Afirmando que é para economizar, Governo Federal muda benefícios sociais

As mudanças afetam somente futuros beneficiários, tanto do setor público como do INSS. O objetivo é economizar R$ 18 bilhões por ano.

O governo federal anunciou regras mais rígidas que devem reduzir o pagamento de benefícios como pensão por morte, auxílio doença, abono salarial, seguro-desemprego e seguro defeso. Essas mudanças só afetam futuros beneficiários, tanto do setor público como do INSS. Não atingem quem já recebe esses recursos.

A maior parte das alterações será feita por meio de medidas provisórias que terão de ser aprovados pelo Congresso Nacional. O objetivo é economizar R$ 18 bilhões por ano.
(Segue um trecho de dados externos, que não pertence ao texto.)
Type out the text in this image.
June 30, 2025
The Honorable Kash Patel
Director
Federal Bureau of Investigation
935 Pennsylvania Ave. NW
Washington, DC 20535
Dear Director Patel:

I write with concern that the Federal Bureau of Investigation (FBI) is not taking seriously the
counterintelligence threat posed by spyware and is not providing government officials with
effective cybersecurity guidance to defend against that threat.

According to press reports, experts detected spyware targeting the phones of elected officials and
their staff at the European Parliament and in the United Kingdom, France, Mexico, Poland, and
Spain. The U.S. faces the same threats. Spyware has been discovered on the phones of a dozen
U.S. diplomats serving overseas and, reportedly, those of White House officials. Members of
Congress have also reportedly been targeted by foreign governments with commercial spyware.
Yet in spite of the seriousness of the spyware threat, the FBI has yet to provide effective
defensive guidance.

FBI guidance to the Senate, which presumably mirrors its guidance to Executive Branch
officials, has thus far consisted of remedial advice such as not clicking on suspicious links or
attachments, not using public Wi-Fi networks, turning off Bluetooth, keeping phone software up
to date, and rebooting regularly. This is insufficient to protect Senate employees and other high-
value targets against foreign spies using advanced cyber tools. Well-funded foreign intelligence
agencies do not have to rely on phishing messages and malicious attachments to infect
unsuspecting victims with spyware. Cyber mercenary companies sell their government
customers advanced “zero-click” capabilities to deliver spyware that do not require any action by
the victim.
Para o abono salarial, que é pago ao trabalhador que recebeu até dois salários mínimos, haverá carência de seis meses de trabalho. O pagamento passa a ser proporcional ao tempo trabalhado no ano, como acontece com o 13º salário.

No seguro-desemprego, o período de carência passa de seis meses para 18 meses na primeira solicitação e para 12 meses na segunda. Fica mantido em seis meses na terceira solicitação.

Pensão por morte

Na pensão por morte, haverá carência de 24 meses de contribuição para direito à pensão para o cônjuge. Também será exigido tempo mínimo de casamento ou união estável de 24 meses.

E haverá nova regra de cálculo do benefício: de 100% do salário benefício hoje para 50% + 10% por dependente até 100%.

Perderá o benefício quem for condenado por matar o segurado (crime doloso), para evitar que se pratique o crime com objetivo de herdar o pagamento.

Também acaba o benefício vitalício para cônjuges jovens. Será vitalício apenas para quem tem até 35 anos de expectativa de sobrevida (hoje, pessoas com 44 anos ou mais). A partir desse limite depende da idade.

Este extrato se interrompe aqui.